Intravenous glucose and thiamine

Fifty millilitres of a 50% glucose solution should be given immediately by intravenous injection if hypoglycaemia is suspected. If there is a history of alcoholism, or other compromised nutritional states, 250 mg of thiamine (for example, as the high potency intravenous formulation of Pabrinex, 10 ml of which contains 250 mg) should also be given intravenously. This is particularly important if glucose has been administered, as a glucose infusion increases the risk of Wernicke's encephalopathy in susceptible patients. Intravenous high dosage thiamine should be given slowly (for example, 10 ml of high potency Pabrinex over 10 minutes), with facilities for treating the anaphylaxis which is a potentially serious side effect of Pabrinex infusions. Routine glucose administration in non-hypoglycaemic patients should be avoided as there is some evidence that this can aggravate neuronal damage.
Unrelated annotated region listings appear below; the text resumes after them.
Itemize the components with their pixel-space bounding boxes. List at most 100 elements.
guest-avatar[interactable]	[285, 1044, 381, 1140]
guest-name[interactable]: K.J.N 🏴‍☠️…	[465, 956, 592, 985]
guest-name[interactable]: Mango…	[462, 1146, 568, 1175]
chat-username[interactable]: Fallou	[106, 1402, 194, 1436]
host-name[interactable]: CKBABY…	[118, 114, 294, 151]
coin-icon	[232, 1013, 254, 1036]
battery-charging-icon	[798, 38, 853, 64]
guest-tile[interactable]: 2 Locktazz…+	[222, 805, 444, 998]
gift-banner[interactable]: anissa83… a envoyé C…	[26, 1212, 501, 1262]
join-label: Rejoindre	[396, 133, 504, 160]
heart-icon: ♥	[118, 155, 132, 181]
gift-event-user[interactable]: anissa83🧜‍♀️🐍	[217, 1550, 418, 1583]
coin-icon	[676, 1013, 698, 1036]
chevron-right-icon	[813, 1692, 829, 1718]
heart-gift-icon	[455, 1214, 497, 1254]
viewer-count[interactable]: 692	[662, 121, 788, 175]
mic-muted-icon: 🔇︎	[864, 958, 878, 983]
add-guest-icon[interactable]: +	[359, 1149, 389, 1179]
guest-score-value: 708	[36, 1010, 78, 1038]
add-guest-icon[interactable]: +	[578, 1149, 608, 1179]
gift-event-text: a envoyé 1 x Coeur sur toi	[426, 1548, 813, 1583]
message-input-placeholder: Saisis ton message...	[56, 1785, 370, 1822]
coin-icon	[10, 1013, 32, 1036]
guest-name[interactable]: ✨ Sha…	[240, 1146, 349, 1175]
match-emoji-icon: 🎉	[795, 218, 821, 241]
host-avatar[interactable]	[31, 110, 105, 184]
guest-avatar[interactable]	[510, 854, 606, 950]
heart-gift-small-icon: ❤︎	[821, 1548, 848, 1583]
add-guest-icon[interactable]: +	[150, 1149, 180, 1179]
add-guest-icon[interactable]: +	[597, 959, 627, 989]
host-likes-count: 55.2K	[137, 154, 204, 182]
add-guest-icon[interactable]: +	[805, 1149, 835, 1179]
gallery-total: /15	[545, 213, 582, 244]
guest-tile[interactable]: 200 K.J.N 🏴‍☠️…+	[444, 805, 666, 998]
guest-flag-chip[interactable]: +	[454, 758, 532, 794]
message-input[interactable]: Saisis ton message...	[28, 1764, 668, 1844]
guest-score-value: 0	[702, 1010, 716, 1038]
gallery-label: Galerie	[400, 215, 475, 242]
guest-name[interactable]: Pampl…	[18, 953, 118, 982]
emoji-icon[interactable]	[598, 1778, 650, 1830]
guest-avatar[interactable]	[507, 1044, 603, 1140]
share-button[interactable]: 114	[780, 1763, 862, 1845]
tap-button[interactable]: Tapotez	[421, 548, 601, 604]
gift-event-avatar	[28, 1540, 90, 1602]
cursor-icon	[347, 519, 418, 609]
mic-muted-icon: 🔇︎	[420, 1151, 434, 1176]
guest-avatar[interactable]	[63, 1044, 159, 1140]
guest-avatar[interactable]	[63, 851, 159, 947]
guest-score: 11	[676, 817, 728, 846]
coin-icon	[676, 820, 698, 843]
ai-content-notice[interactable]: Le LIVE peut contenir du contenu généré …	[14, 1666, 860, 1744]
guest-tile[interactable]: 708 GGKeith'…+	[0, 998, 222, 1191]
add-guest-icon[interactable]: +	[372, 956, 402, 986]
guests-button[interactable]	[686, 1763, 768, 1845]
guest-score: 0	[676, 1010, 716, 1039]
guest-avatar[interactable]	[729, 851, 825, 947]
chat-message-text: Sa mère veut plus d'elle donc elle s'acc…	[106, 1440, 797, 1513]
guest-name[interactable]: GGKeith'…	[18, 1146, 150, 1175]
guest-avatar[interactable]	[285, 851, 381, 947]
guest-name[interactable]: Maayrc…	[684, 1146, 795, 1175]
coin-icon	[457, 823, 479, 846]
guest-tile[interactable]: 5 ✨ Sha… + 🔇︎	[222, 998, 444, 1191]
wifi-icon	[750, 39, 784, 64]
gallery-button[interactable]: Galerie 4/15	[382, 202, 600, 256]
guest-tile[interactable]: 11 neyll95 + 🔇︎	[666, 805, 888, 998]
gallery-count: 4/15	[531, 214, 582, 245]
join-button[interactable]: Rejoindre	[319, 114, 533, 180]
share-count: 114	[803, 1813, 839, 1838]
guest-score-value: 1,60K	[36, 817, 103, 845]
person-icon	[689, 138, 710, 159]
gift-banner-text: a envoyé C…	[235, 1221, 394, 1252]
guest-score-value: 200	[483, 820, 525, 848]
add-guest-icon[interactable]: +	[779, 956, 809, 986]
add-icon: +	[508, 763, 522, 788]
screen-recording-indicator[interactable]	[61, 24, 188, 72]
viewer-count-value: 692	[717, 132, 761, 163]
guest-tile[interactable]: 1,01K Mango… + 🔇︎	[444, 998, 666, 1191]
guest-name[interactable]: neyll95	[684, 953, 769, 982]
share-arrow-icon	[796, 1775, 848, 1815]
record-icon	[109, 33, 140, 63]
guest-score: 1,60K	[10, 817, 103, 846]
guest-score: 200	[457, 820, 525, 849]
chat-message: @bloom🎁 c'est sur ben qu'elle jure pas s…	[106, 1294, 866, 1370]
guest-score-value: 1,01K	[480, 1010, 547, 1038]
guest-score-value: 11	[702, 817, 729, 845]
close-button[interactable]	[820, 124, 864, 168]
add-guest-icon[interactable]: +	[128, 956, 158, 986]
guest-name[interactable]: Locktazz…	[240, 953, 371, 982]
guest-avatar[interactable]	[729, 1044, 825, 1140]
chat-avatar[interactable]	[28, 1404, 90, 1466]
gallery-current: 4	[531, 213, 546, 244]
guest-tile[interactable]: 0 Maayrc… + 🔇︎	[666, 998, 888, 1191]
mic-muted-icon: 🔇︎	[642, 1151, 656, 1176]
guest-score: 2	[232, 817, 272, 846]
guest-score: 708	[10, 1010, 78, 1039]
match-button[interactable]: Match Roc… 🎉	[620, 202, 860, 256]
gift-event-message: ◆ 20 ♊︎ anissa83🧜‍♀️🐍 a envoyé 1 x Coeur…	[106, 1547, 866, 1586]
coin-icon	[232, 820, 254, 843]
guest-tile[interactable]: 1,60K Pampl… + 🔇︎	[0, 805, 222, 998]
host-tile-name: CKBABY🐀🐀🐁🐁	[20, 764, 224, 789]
Beat The Battle With The Bottle

Beat The Battle With The Bottle

Alcoholism is something that can't be formed in easy terms. Alcoholism as a whole refers to the circumstance whereby there's an obsession in man to keep ingesting beverages with alcohol content which is injurious to health. The circumstance of alcoholism doesn't let the person addicted have any command over ingestion despite being cognizant of the damaging consequences ensuing from it.